Por Ruth Benito, Experta jurídica de Elzaburu, Firma de abogados especializada en protección de activos intangibles.
Apenas quedan un par de días para que comience a ser efectivo el nuevo Reglamento General de Protección de Datos (RGPD), el cual regulará el tratamiento de datos personales de las personas físicas. Una nueva regulación que aún causa confusión en algunos sectores del tejido empresarial español, especialmente desde que informes como el de la IDC Research advirtieran hace pocos meses que muy pocas de las empresas de nuestro país estarían preparadas para ajustarse al nuevo marco normativo europeo.
En ese sentido, una de las figuras que se prevén más problemáticas es la del delegado de protección de datos, aunque lo cierto es que solo es obligatoria en determinados casos. Su función es la de actuar como intermediario entre la firma y la Agencia de Protección de Datos y de asesorar a la empresa para que pueda cumplir legalmente con los requisitos de esta ley.
En cualquier caso, sin duda, una de las grandes novedades del RGPD será el cambio de orientación en cuanto al consentimiento. Hasta ahora, en muchos casos la tendencia era la del consentimiento tácito, en el que si un usuario no se oponía en un plazo de 30 días a la utilización de sus datos, estos podían ser tratados. Ahora, sin embargo, hay un cambio, pues se va a requerir una acción en sentido afirmativo: una actividad que manifieste la aceptación por parte del usuario, que podrá ser en forma de petición de clic expreso o mediante navegación efectiva (y desaparecerán las casillas pre-marcadas).
La verdad es que el nuevo reglamento surge ante la necesidad de reforzar el control de las personas físicas sobre el uso de sus datos, especialmente ante la gran revolución tecnológica de las últimas décadas y que seguirá avanzando, para lo que es claro que la Directiva vigente, que data del año 95, está obsoleta.

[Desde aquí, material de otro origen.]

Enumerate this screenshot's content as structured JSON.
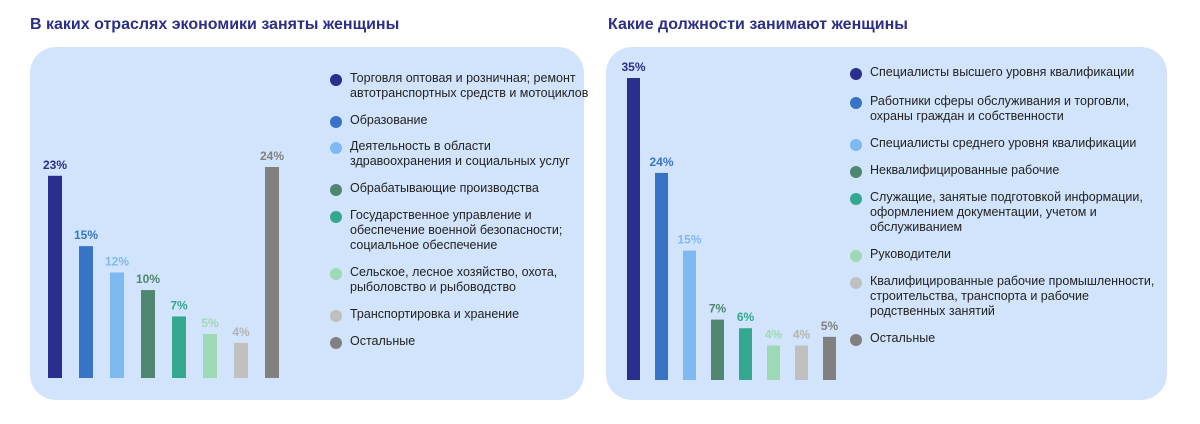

Y en ese sentido, no solo el legislador europeo reclama este cambio, ya que también lo hacen las personas, que piden más respeto: ha crecido notablemente la consciencia sobre la protección de la privacidad.
Por otro lado, el derecho de portabilidad, uno de los dos que el reglamento incorpora como novedosos, constituirá un gran reto para las empresas. En la práctica creará problemas porque la norma dice en qué consiste, pero no cómo llevarlo a cabo: hay datos facilitados por el usuario, mientras que otros se obtienen tras un proceso de trabajo de las empresas. De ahí que, para conseguir un equilibrio, necesitaremos aún unos años de reajuste.